Il est également important qu'ils ne passent pas d'un programme à l'autre, mais qu'ils puissent se détendre de temps en temps. En même temps, nous devrions percevoir notre progéniture telle qu'elle est, nous concentrer sur ses points forts plutôt que sur ses points faibles. Et lorsque les frères et sœurs se disputent à nouveau, gardons à l'esprit qu'il est important d'être attentif : Les enfants n'agissent pas de manière malveillante.
Parfois, il peut être utile de se remémorer sa propre enfance, les conflits avec ses propres frères et sœurs.
Exactement. Se demander par exemple : qu'est-ce que j'aurais souhaité que mes parents fassent à l'époque ? Dans les ateliers, nous demandons parfois aux enfants ce qu'ils feraient différemment plus tard avec leur propre progéniture. La plupart d'entre eux sont tout à fait satisfaits de leur mère et de leur père comme modèles. Mais ils disent aussi souvent : «Je voudrais que mes parents aient plus de temps pour moi» ou «Je voudrais que mes parents soient plus gentils».

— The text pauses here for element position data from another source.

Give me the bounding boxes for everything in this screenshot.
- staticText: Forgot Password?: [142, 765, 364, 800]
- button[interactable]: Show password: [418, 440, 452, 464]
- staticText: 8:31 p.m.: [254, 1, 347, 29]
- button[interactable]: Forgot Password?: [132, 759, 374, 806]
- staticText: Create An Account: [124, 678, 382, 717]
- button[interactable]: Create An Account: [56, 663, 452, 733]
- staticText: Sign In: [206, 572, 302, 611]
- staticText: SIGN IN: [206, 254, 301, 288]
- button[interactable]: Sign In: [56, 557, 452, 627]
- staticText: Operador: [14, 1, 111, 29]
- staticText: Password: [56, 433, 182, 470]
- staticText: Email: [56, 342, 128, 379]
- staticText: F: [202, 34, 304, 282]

En tant que mère, je retiens de cette expérience qu'en situation de stress, je sais mieux reconnaître mes limites et que je ne suis pas aussi sévère avec moi-même. Ce n'est pas grave si je ne me comporte pas correctement avec mes enfants, je m'en excuse. Nous avons tous tellement de choses à gérer, c'est inévitable. Mais cela aiderait beaucoup si les parents parlaient ouvertement entre eux de leur surmenage, au lieu de penser : «Je suis une mauvaise mère, un mauvais père».